It was the stuff of nightmares: What I expected to be a routine repartition of my hard drive for Boot Camp became a 12-hour slog of a reinstall. My pain can be your gain, though. It’s a good idea to reinstall OS X (s aapl) every once and a while to keep your system running smoothly, so here are a few things to keep in mind before you begin. While most are pretty obvious, the list might prevent one or two head-smacking moments of regret.
Time Is Not On Your Side
Assuming your reinstall isn’t an emergency from a hard drive failure, make sure you have plenty of time to devote to this task. As I often joke with a friend, do not anger or tempt the Data Gods. When’s a great time to do the reinstall? On a day you have the house to yourself, and nothing else to do. When’s a horrid time to decide to do this? When you’re on deadline, late on a project, or rushed. Because when there’s little time for anything to go wrong, everything will go wrong. Depending on how much data you have, a backup, reinstall, and data restore can take you about eight hours to complete. Don’t try it if you only have four, or decide you can “deal with stuff later.” It’s never that simple.
Your Backup Is Not Good Enough
Time Machine is a fantastic feature. It’s perfect for those “oops, I deleted that file” moments, but when you’re reformatting your drive, do not place your faith in Time Machine alone. I’ve run into a few problems restoring from it (it once told me there was “one minute remaining” for around 12 hours). External hard drives are cheap. Buy a 1TB drive and manually backup your data. What data should you be sure to backup?
Your User Folder: Music, Downloads, Documents, Pictures, etc. Don’t forget to de-authorize your iTunes account (otherwise your prior install will count towards your maximum of five machines you can authorize). Make sure you’ve got your mobile apps backed up (they’re in the iTunes folder, so if you grab that folder, you should be ok). You don’t want to lose any apps you’ve downloaded that have since been removed from the App Store (like VLC, for instance).
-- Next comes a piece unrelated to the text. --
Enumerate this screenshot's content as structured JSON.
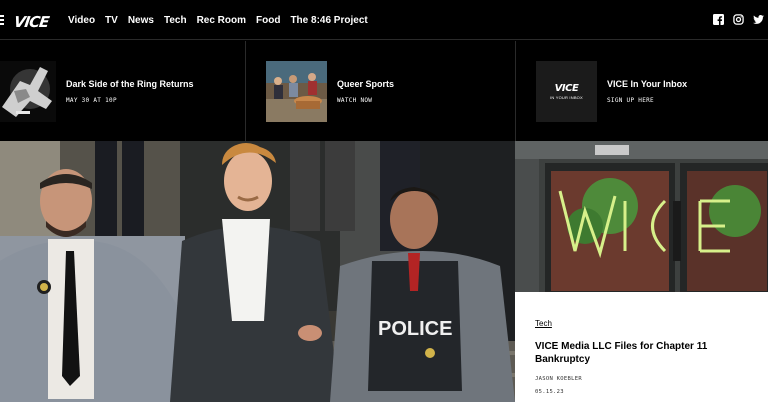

Applications: You don’t need to grab the whole folder, but make sure you copy your favorite apps to save time, and in case you can’t find the original install media. Grabbing Application bundles and folders will also save you the time-consuming process of re-patching software after a reinstall.
Application Support and Preferences Folders: In your ~\Library folder are two important folders to backup: Application Support and Preferences. While you can troll through them and grab what you think you need, I recommend just backing up both directories in their entirety. In these folders are any preferences or extra files an App needs. For instance, your custom templates for Pages are in \Application Support\iWork\Pages. OmniGraffle’s Stencils are also in its own Application Support folder. Preferences you may not need to grab anything from, but it’s good to make sure you’ve got a copy if an app writes data to it.
Fonts: If you use a lot of custom fonts, like I do, you might also take for granted they’re always there and overlook them. Make sure you back up that folder, too.
Ok, now you’re sure you’ve got all your data backed up, so what else do you need before nuking your OS and starting from scratch?
Install Media and Serial Numbers: I keep all my serial numbers in the cloud on Google Docs and Evernote. Make sure you have the install media (be they discs or .dmg files) for apps like Microsoft Office, and that you have all your serial numbers in a safe place in the cloud or in hard copy.
Your Wireless Password: Remembering this can be like trying to find your birth certificate when you really need it. You’re sure it’s here, someplace, right? Make sure you can remember it, or reset it now (and write it down) while you’re still on the network.
Your Assorted Online Accounts: My bank account username is always a gotcha for me. Go through sites you access a lot and make sure you’ve got the usernames and passwords handy, since your browser cookies won’t be around to help your deficient memory post-reinstall.
Your Backups: Sure, I’ve gone into it at great length, but now’s the time to triple check you’ve backed everything up.
Good luck! Hopefully, this advice will save you a little frustration whenever you happen to reinstall OS X. Anything I’m missing? Let us know in the comments.